Wage-Labour and Capital is an ideal place to start with Marx because it presents most of the same fundamental ideas that volume 1 of Capital spends 1100 pages developing, but it's 50 pages and was intended to be read by workers and activists rather than academics https://twitter.com/alyssakeiko/status/1274818389429682179
Like everything else Marx wrote it's available online free https://www.marxists.org/archive/marx/works/1847/wage-labour/ch01.htm
If you want to dig more into the ideas in Capital but 1100 pages of 19th-century academic writing in translation is more than you want to deal with, I think the Fine/Saad-Filho is a fantastic summary. There are PDFs out there, or Blackwell's will send it to the US for $11 shipped
Read Lenin. He's dead; he's not going to hurt you. I'd go right to The State and Revolution to start, even though it's a little longer and more broad/abstract than What Is to Be Done? Lenin is an exceptionally good writer so it's not really a problem
Real subversion talk: People reading Mao scares the Man more than just about anything. Every time someone picks up the little red book for the first time, some wraith-lord in a dungeon beneath Langley gets a horrible chill down their spine.

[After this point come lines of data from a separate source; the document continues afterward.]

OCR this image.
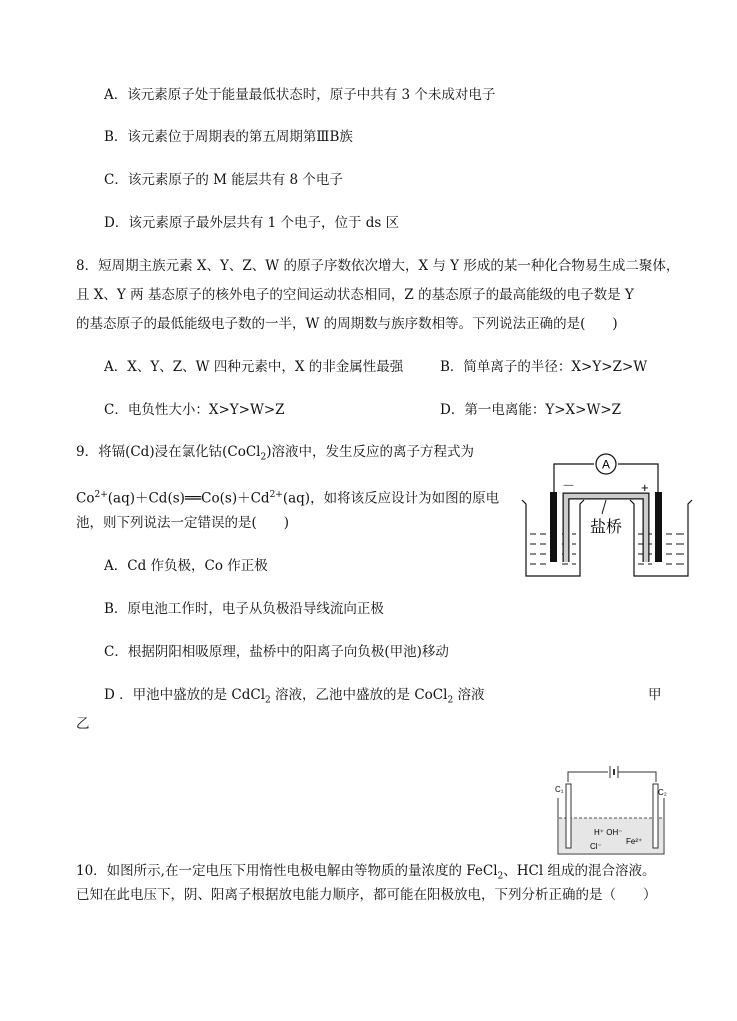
A．该元素原子处于能量最低状态时，原子中共有 3 个未成对电子
B．该元素位于周期表的第五周期第ⅢB族
C．该元素原子的 M 能层共有 8 个电子
D．该元素原子最外层共有 1 个电子，位于 ds 区
8．短周期主族元素 X、Y、Z、W 的原子序数依次增大，X 与 Y 形成的某一种化合物易生成二聚体，
且 X、Y 两 基态原子的核外电子的空间运动状态相同，Z 的基态原子的最高能级的电子数是 Y
的基态原子的最低能级电子数的一半，W 的周期数与族序数相等。下列说法正确的是(　　)
A．X、Y、Z、W 四种元素中，X 的非金属性最强	B．简单离子的半径：X>Y>Z>W
C．电负性大小：X>Y>W>Z	D．第一电离能：Y>X>W>Z
9．将镉(Cd)浸在氯化钴(CoCl$_2$)溶液中，发生反应的离子方程式为
$Co^{2+}(aq)+Cd(s)══Co(s)+Cd^{2+}(aq)$，如将该反应设计为如图的原电
池，则下列说法一定错误的是(　　)
A．Cd 作负极，Co 作正极
B．原电池工作时，电子从负极沿导线流向正极
C．根据阴阳相吸原理，盐桥中的阳离子向负极(甲池)移动
D ．甲池中盛放的是 CdCl$_2$ 溶液，乙池中盛放的是 CoCl$_2$ 溶液	甲
乙
10．如图所示,在一定电压下用惰性电极电解由等物质的量浓度的 FeCl$_2$、HCl 组成的混合溶液。
已知在此电压下，阴、阳离子根据放电能力顺序，都可能在阳极放电，下列分析正确的是（　　）
A
－	+
盐桥
C₁	C₂
H⁺ OH⁻
Fe²⁺
Cl⁻
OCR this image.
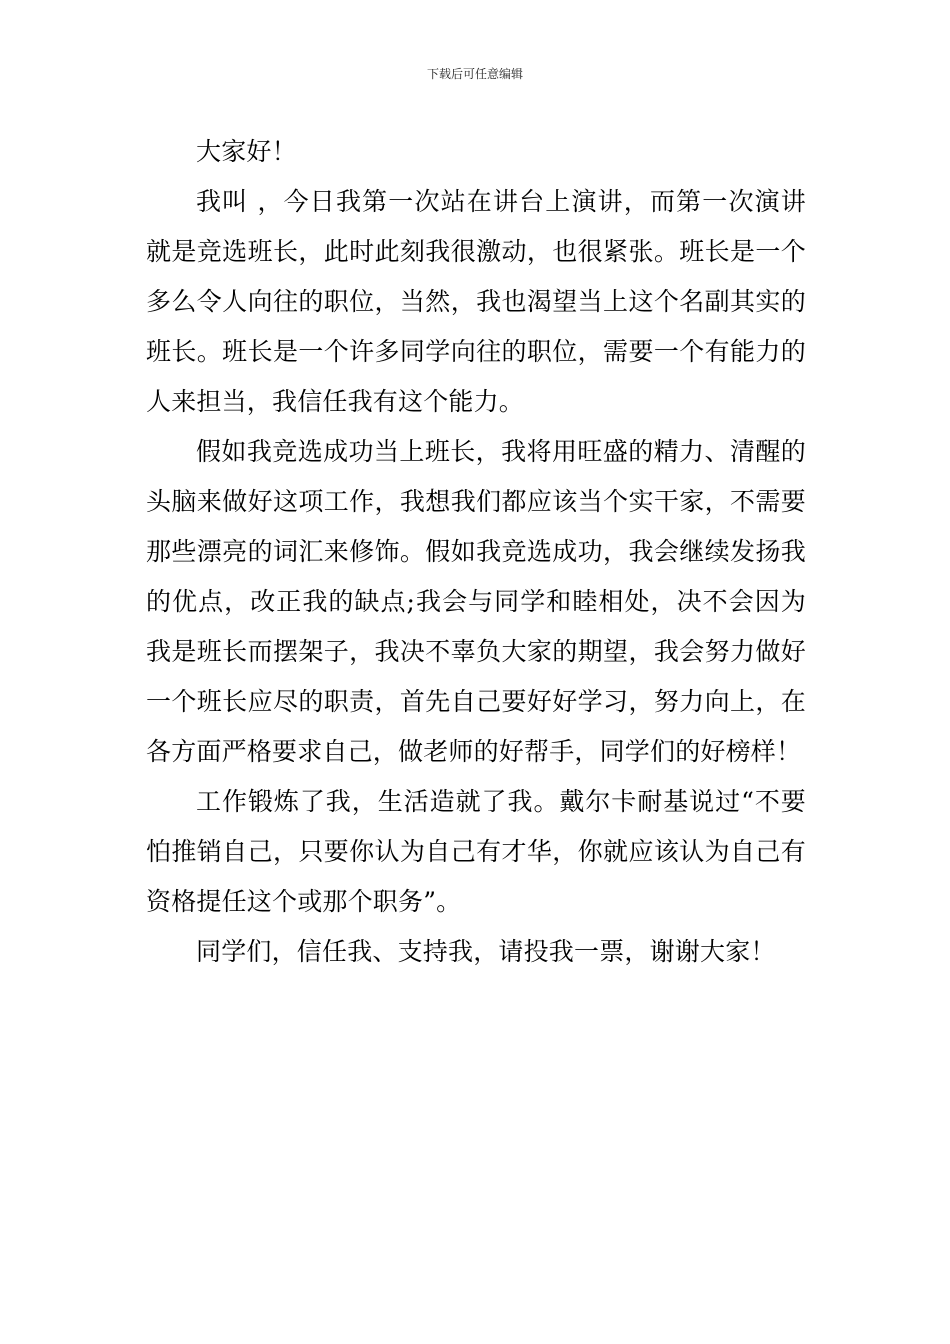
下载后可任意编辑

大家好！

我叫 ，今日我第一次站在讲台上演讲，而第一次演讲就是竞选班长，此时此刻我很激动，也很紧张。班长是一个多么令人向往的职位，当然，我也渴望当上这个名副其实的班长。班长是一个许多同学向往的职位，需要一个有能力的人来担当，我信任我有这个能力。

假如我竞选成功当上班长，我将用旺盛的精力、清醒的头脑来做好这项工作，我想我们都应该当个实干家，不需要那些漂亮的词汇来修饰。假如我竞选成功，我会继续发扬我的优点，改正我的缺点;我会与同学和睦相处，决不会因为我是班长而摆架子，我决不辜负大家的期望，我会努力做好一个班长应尽的职责，首先自己要好好学习，努力向上，在各方面严格要求自己，做老师的好帮手，同学们的好榜样！

工作锻炼了我，生活造就了我。戴尔卡耐基说过“不要怕推销自己，只要你认为自己有才华，你就应该认为自己有资格提任这个或那个职务”。

同学们，信任我、支持我，请投我一票，谢谢大家！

The actual title is Quotations from Chairman Mao Tse-Tung, it was millions of people's first introduction, and it's good enough for yours too. It's on http://marxists.org  like all the rest, but it's broken up into a bunch of quick hits so a paper copy is good for the bathroom
or you can just look at it on your phone. Mao was a pretty tremendous writer too but the little red book is a great place to start with him because if a quotation really grabs you, you can easily check out the source context.
Some professional revolutionary is going to see this thread and scoff at how basic it all is and all the important things I'm "overlooking," but you have to start somewhere and it can be intimidating unless someone says, hey, here are places you can start. So hey, here they are.